Shackle paints Karachi more like Lagos than Mumbai, with the five characters surviving in a political nexus of corruption, gang warfare and psychological entrapment, staples of India’s crime web series.

(“Karachi is far and away the world’s most dangerous megacity… in 2011, 202 murders occurred in Mumbai, India. Karachi had 1,723,” notes Taimur Khan in Foreign Policy ). But Shackle rarely unmasks their interiors, instead being descriptive — and not piercing — in details, even when faced with unconventional motivations (“Zille didn’t want money. All he cared about was contacts”).

In extending many of her pieces into a book (previously profiling Safar for Vice and Bahria Town for The Guardian , amongst others), she has excluded a few of her finest country pieces, on the strategic port of Gwadar (for Guernica ), the revival of Pakistani cinema ( Emerge85 ), and western travel influencers ( The Guardian ). A gifted writer who has traversed the country from 2012 to 2019, a compilation of her work would seem to be more fitting.
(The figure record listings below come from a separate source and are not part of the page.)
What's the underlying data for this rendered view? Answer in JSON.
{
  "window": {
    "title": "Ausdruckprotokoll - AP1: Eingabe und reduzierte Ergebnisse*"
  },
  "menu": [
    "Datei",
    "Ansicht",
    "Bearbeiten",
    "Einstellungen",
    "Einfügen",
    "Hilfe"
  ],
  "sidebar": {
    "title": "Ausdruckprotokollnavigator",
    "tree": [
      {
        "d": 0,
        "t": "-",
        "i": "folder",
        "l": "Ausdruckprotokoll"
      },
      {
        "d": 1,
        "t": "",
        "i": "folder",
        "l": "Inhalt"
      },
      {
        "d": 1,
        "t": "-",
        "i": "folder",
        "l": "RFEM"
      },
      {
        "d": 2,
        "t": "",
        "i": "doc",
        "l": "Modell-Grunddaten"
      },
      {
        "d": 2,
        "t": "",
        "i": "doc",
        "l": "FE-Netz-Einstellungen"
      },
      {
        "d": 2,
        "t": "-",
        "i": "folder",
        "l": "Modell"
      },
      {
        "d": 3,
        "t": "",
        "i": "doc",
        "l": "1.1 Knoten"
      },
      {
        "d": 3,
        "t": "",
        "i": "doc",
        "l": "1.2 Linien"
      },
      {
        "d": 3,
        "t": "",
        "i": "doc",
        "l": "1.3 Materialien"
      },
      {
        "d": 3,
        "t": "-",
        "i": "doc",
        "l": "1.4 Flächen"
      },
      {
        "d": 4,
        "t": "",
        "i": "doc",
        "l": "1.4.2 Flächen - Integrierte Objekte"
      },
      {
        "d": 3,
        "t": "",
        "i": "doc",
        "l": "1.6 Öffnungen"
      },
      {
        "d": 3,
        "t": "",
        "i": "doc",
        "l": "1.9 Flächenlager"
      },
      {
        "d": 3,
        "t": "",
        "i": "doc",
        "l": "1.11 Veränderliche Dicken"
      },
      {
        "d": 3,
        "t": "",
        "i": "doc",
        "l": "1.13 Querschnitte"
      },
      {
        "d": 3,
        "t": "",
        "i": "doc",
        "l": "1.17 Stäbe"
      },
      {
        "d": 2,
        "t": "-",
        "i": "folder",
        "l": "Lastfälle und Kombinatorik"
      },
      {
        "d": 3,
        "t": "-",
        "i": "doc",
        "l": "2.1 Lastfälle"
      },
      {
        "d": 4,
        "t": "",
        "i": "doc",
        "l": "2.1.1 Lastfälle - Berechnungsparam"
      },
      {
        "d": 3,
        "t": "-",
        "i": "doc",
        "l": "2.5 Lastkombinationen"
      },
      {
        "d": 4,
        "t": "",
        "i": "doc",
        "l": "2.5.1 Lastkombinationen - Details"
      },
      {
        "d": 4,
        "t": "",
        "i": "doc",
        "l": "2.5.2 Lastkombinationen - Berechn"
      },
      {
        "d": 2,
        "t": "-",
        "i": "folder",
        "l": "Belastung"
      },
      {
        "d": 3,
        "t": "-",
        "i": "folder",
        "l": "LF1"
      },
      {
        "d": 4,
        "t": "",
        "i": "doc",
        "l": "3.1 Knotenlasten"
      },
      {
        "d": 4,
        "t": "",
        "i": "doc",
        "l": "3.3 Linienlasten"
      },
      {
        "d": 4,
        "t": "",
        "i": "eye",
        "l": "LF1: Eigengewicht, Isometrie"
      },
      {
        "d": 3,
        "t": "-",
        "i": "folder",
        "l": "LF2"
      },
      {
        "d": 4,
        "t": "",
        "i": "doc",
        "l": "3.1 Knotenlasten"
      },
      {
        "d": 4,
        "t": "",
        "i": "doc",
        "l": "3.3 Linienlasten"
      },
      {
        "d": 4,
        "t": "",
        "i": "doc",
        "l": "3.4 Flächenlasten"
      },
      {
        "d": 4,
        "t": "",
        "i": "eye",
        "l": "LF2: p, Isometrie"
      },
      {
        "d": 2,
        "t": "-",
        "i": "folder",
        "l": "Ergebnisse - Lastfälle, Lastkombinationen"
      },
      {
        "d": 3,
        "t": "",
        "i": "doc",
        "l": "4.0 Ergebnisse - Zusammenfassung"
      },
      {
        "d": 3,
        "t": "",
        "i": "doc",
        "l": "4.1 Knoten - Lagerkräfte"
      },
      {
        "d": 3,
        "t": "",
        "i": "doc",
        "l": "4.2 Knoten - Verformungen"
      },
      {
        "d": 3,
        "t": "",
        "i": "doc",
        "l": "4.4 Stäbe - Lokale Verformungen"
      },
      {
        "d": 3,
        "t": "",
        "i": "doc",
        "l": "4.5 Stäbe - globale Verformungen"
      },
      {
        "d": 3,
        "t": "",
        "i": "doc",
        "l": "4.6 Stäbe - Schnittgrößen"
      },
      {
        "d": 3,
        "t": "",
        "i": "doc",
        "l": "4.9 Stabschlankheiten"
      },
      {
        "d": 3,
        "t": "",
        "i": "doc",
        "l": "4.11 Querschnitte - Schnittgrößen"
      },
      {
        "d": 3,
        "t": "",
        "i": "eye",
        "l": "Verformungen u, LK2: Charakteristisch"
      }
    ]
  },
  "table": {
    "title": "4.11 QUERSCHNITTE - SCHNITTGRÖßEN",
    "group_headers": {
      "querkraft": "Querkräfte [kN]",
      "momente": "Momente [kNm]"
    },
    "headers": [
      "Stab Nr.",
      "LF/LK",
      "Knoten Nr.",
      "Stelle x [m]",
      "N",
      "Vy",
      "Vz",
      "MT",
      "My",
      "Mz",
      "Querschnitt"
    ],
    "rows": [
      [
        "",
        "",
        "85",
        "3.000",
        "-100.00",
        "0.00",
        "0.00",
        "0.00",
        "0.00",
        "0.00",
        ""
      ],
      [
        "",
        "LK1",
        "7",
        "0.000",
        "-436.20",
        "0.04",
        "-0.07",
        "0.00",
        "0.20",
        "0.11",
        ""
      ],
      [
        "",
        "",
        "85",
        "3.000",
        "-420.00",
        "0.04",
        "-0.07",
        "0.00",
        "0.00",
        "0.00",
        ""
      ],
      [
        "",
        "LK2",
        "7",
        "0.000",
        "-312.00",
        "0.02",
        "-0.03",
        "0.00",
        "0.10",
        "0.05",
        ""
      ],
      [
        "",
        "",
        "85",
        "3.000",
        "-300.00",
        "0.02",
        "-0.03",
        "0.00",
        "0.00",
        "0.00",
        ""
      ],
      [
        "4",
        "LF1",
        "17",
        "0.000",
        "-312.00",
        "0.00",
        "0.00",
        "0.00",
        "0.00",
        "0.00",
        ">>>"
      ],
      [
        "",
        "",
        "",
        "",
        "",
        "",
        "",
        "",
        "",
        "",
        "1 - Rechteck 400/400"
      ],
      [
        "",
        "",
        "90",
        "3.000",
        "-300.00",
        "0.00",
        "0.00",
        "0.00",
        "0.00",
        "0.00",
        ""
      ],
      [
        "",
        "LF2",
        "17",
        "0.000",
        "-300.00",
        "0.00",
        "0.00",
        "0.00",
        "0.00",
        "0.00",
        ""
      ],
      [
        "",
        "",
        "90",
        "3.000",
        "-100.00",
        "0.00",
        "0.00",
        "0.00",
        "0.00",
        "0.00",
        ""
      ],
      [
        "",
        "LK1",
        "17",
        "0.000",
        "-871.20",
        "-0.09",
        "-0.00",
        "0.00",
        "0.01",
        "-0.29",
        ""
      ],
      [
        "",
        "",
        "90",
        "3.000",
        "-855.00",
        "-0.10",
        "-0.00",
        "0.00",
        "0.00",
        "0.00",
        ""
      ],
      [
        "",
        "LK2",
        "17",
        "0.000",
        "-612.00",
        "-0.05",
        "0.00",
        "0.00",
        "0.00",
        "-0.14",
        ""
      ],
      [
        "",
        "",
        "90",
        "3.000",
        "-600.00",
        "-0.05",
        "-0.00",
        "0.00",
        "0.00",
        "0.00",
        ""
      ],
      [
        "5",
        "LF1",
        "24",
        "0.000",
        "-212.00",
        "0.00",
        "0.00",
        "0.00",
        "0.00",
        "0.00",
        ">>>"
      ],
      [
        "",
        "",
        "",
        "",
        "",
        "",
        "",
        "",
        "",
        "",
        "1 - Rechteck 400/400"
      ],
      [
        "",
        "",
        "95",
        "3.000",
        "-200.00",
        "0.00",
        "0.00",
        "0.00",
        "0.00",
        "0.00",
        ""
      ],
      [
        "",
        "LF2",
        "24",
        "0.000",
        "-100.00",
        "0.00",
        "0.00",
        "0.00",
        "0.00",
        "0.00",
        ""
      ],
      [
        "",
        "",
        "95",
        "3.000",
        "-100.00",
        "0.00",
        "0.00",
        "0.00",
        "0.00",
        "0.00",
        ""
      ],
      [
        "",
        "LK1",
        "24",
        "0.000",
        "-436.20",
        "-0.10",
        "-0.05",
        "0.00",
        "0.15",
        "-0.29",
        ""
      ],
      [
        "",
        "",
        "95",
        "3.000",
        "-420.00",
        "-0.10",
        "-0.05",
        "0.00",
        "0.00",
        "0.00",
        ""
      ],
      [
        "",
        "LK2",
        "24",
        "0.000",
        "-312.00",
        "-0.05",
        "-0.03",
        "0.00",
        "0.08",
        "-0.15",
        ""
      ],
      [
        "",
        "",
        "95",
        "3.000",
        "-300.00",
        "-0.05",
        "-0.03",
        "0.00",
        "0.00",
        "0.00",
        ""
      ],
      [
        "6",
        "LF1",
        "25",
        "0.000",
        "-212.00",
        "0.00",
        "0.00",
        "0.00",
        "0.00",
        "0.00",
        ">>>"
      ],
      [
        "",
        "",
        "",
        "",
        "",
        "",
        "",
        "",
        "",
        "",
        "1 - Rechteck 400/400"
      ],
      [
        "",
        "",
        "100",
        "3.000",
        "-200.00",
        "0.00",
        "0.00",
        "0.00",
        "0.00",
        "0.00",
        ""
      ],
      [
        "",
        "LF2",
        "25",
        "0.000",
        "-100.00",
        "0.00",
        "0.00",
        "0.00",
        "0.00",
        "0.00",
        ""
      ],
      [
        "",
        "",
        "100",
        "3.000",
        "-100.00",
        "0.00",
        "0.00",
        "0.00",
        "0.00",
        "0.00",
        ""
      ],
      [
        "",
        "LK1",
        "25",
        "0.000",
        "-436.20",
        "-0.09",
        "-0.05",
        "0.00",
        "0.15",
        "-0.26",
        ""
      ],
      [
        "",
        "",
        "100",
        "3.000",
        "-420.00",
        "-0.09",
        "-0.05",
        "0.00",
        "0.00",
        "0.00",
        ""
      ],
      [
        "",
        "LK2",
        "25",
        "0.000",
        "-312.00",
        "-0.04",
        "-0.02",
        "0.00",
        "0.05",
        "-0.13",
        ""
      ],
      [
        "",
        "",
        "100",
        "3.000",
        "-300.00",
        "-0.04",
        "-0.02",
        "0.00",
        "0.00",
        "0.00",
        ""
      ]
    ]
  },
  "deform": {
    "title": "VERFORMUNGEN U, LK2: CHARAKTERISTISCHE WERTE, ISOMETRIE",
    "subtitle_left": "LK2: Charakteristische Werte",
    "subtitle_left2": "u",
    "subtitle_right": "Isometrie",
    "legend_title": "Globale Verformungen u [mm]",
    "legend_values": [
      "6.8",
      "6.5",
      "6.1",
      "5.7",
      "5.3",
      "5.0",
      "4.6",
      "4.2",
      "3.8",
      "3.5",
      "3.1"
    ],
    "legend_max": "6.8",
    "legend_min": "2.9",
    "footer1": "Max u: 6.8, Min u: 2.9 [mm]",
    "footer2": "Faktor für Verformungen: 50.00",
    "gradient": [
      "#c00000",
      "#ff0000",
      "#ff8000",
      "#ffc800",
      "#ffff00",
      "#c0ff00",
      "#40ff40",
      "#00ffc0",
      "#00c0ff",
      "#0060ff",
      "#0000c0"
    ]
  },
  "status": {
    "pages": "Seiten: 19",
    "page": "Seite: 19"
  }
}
Karachi Vice , a BBC Radio 4 Book of the Week, is reminiscent of her fellow Brit, Ramita Navai’s City of Lies: Love, Sex, Death, and the Search for Truth in Tehran (2014). It offers a rare perspective on the lives of others, many of whom whose dreams are as unfortunately far-ranging as their neighbourhood borders. Yet interestingly enough, they share an invisible barrier with the mixed-race, globe-trotting, Oxford-educated Shackle — setting their gaze beyond their immediate buildings, and into the horizon.

Karachi Vice: Life and Death in a Contested City ; Samira Shackle, Granta Books, ₹463 (Kindle price).

The reviewer is an HR consultant based in Toronto and Mumbai.